Terdengar ledakan dahsyat ketika pukulan Ki Sanca Ireng tak mengenai sasaran. Bongkahan tanah yang terkena pukulan itu kontan hancur beratakan. Meski mampu mencelat menghindari, namun tidak urung desir angin pukulan itu menyesakkan dada Ki Danang Mangun. Dan belum juga Ki Danang Mangun hendak bangkit berdiri, Ki Sanca Ireng telah siap menghajar kembali. Akibatnya Ki Danang Mangun terkejut bukan main. Jelas kali ini dia pasti tidak akan mampu mengelak. Untung saja....
"Kisanak! Hentikan penbuatanmu!" bentak sebuah suara lantang, sehingga membuat tiga penghuni Pulau Ular tersentak. Bahkan Ki Sanca Ireng langsung menghentikan serangan.
"Hemmm...." Ki Sanca Ireng berpaling ke arah sumber suara dua setengah tombak dari samping kirinya. Demikian juga kedua kawannya.
Dan tahu-tahu pemuda berbaju rompi putih telah berdiri tegak di atas sebongkah batu besar. Di punggungnya terlihat sebatang pedang berhulu kepala burung. Rambutnya yang panjang berkibar-kibar tertiup angin. Tidak jauh dari tempat itu, terlihat seorang gadis cantik menunggang kuda bertubuh besar berbulu hitam.
"Siapa kau?!" dengus Ki Sanca Ireng garang
"Bukankah kalian tengah mencari-cariku...?"
"Hem... Jadi kau yang berjuluk Pendekar Rajawali Sakti...?!" tanya ketiga penghuni Pulau Ular serentak.
"Begitulah orang-orang menjuluki."
"Bagus! Akhirnya kau muncul juga!" desis Ki Sanca Ireng geram.
"Keparat Busuk! Hari ini roh Ayu Puspita Sari akan melihat kematianmu!" timpal Nyi Ayu Supraba.
"Kematian Ayu Puspita Sari adalah kehendaknya. Karena dia telah berbuat keonaran seperti kalian!" kilah pemuda yang memang Pendekar Rajawali Sakti.
"Huh! Mengocehlah sesuka hatimu! Orang-orang Pulau Ular pantang dihina begitu rupa. Hutang darah, maka harus dibayar dengan darah pula!" lanjut wanita itu.
"Dan hutang darah belasan pendekar serta ratusan murid yang tidak bersalah apa-apa, akan kalian tanggung dengan darah busuk kalian!" sahut Rangga tidak kalah lantang.
"Bocah Busuk!
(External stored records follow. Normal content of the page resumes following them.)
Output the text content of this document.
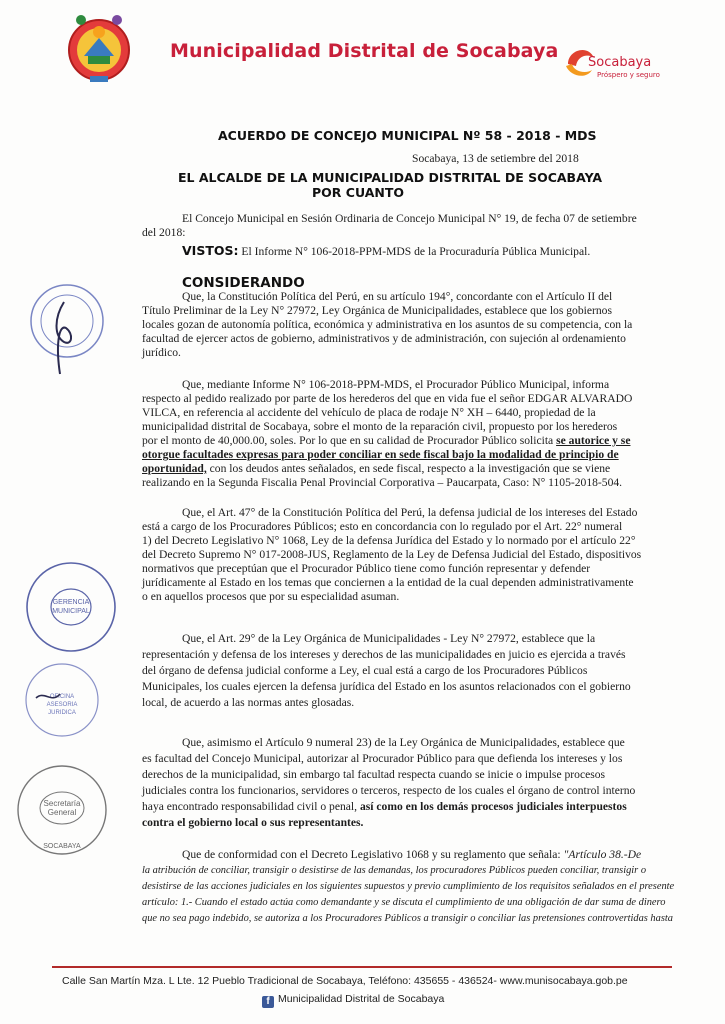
Municipalidad Distrital de Socabaya
Socabaya
Próspero y seguro
ACUERDO DE CONCEJO MUNICIPAL Nº 58 - 2018 - MDS
Socabaya, 13 de setiembre del 2018
EL ALCALDE DE LA MUNICIPALIDAD DISTRITAL DE SOCABAYA
POR CUANTO
El Concejo Municipal en Sesión Ordinaria de Concejo Municipal N° 19, de fecha 07 de setiembre
del 2018:
VISTOS: El Informe N° 106-2018-PPM-MDS de la Procuraduría Pública Municipal.
CONSIDERANDO
Que, la Constitución Política del Perú, en su artículo 194°, concordante con el Artículo II del
Título Preliminar de la Ley N° 27972, Ley Orgánica de Municipalidades, establece que los gobiernos
locales gozan de autonomía política, económica y administrativa en los asuntos de su competencia, con la
facultad de ejercer actos de gobierno, administrativos y de administración, con sujeción al ordenamiento
jurídico.
Que, mediante Informe N° 106-2018-PPM-MDS, el Procurador Público Municipal, informa
respecto al pedido realizado por parte de los herederos del que en vida fue el señor EDGAR ALVARADO
VILCA, en referencia al accidente del vehículo de placa de rodaje N° XH – 6440, propiedad de la
municipalidad distrital de Socabaya, sobre el monto de la reparación civil, propuesto por los herederos
por el monto de 40,000.00, soles. Por lo que en su calidad de Procurador Público solicita se autorice y se
otorgue facultades expresas para poder conciliar en sede fiscal bajo la modalidad de principio de
oportunidad, con los deudos antes señalados, en sede fiscal, respecto a la investigación que se viene
realizando en la Segunda Fiscalia Penal Provincial Corporativa – Paucarpata, Caso: N° 1105-2018-504.
Que, el Art. 47° de la Constitución Política del Perú, la defensa judicial de los intereses del Estado
está a cargo de los Procuradores Públicos; esto en concordancia con lo regulado por el Art. 22° numeral
1) del Decreto Legislativo N° 1068, Ley de la defensa Jurídica del Estado y lo normado por el artículo 22°
del Decreto Supremo N° 017-2008-JUS, Reglamento de la Ley de Defensa Judicial del Estado, dispositivos
normativos que preceptúan que el Procurador Público tiene como función representar y defender
jurídicamente al Estado en los temas que conciernen a la entidad de la cual dependen administrativamente
o en aquellos procesos que por su especialidad asuman.
Que, el Art. 29° de la Ley Orgánica de Municipalidades - Ley N° 27972, establece que la
representación y defensa de los intereses y derechos de las municipalidades en juicio es ejercida a través
del órgano de defensa judicial conforme a Ley, el cual está a cargo de los Procuradores Públicos
Municipales, los cuales ejercen la defensa jurídica del Estado en los asuntos relacionados con el gobierno
local, de acuerdo a las normas antes glosadas.
Que, asimismo el Artículo 9 numeral 23) de la Ley Orgánica de Municipalidades, establece que
es facultad del Concejo Municipal, autorizar al Procurador Público para que defienda los intereses y los
derechos de la municipalidad, sin embargo tal facultad respecta cuando se inicie o impulse procesos
judiciales contra los funcionarios, servidores o terceros, respecto de los cuales el órgano de control interno
haya encontrado responsabilidad civil o penal, así como en los demás procesos judiciales interpuestos
contra el gobierno local o sus representantes.
Que de conformidad con el Decreto Legislativo 1068 y su reglamento que señala: "Artículo 38.-De
la atribución de conciliar, transigir o desistirse de las demandas, los procuradores Públicos pueden conciliar, transigir o
desistirse de las acciones judiciales en los siguientes supuestos y previo cumplimiento de los requisitos señalados en el presente
artículo: 1.- Cuando el estado actúa como demandante y se discuta el cumplimiento de una obligación de dar suma de dinero
que no sea pago indebido, se autoriza a los Procuradores Públicos a transigir o conciliar las pretensiones controvertidas hasta
GERENCIA
MUNICIPAL
OFICINA
ASESORIA
JURIDICA
Secretaría
General
SOCABAYA
Calle San Martín Mza. L Lte. 12 Pueblo Tradicional de Socabaya, Teléfono: 435655 - 436524- www.munisocabaya.gob.pe
f Municipalidad Distrital de Socabaya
Tidak usah banyak bicara. Bersiaplah untuk mampus!" geram Ki Kolo Denowo seraya melompat mendekati Rangga.
"Yaaat...!" Ki Sanca Ireng sudah langsung menyerang menggunakan ular-ular berbisanya. Dan bersamaan dengan itu, tubuhnya mencelat menyusul melepaskan satu tendangan keras.
"Hup!" Pendekar Rajawali Sakti melompat menghindari ularular berbisa yang dilepaskan Ki Sanca Ireng. Sementara dua orang penghuni Pulau Ular lainnya langsung menyerang dengan pukulan-pukulan maut.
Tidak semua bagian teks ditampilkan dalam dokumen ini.